'Undertaker refused to do my husband's funeral'
- Published
A woman whose husband was given contaminated blood has said an undertaker refused to handle his funeral.
Karen Millard, who is from Northampton, watched her husband die of liver failure brought on by the infected blood.
Thousands of people were infected with HIV and hepatitis C by contaminated blood products used in the NHS.
An inquiry report published this week said there had been a "chilling cover-up".
Karen Millard was a young mother with a four-year-old daughter and a baby son when her husband, Russell, died.
He was a haemophiliac who had contracted HIV and hepatitis C from blood he was given as part of his treatment.
Speaking to BBC Radio Northampton, Ms Millard said: "When Russell was ill, when he passed away, we had to say that he passed away from liver failure, which was true, but the liver failure was caused by the hep C and the HIV status.
"One funeral company wouldn't touch it.
"They wanted to cremate him, he did not want to be cremated and they said he needed to be cremated because of the infection, we did finally get a funeral company that would do it."
When Ms Millard went to say her last goodbye to her husband, she discovered that the infection had taken away his dignity: "My last vision of Russell, when I went to see him in the chapel of rest, he was in a plastic bag."
Russell's son, Dan, said that the death of his father had "ripped us apart".
He added: "For years and years, my grandmother blamed herself because she was giving my dad the treatment when he was a child."
Dan heard Rishi Sunak's apology for the scandal in the House of Commons yesterday, but has mixed feelings about it.

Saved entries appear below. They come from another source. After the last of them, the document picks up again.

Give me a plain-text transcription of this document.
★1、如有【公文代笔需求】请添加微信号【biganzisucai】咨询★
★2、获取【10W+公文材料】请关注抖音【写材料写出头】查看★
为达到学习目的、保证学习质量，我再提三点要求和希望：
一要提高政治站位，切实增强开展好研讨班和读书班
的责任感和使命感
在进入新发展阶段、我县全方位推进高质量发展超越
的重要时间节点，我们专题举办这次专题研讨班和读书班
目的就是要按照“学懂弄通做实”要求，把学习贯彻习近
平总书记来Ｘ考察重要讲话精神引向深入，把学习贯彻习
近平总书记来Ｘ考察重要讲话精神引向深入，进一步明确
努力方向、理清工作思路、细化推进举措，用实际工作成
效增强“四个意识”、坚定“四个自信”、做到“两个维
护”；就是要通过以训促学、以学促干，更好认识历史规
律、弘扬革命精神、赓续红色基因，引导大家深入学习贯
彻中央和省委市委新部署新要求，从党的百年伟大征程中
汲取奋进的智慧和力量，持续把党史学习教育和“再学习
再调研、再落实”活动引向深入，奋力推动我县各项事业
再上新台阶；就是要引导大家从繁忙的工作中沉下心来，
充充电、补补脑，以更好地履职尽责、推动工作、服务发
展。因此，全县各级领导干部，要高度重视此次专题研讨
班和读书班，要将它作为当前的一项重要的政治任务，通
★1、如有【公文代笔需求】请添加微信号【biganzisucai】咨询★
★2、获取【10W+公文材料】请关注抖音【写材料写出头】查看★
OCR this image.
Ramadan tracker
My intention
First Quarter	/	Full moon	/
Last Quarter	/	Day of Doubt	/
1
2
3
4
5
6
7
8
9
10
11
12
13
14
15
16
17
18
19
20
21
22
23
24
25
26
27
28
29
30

He said: "You feel like it's just a written statement that he's reading out.
"We feel great now that the public and everybody knows that what happened to dad and what happened to thousands of others wasn't their fault and the government did know about it, and, as proven yesterday, there was a cover-up."
A compensation package is being announced by the government, but Ms Millard said the issue for her is not the money: "It's more the justice, it's more them owning up and saying 'yes, we did cover up, yes, we did do wrong', we want a heartfelt apology."
Dan Millard said: "They could announce that we'll get millions, but, for me, I've got all these memories that I should have had with my dad and no amount of money is going to bring that back."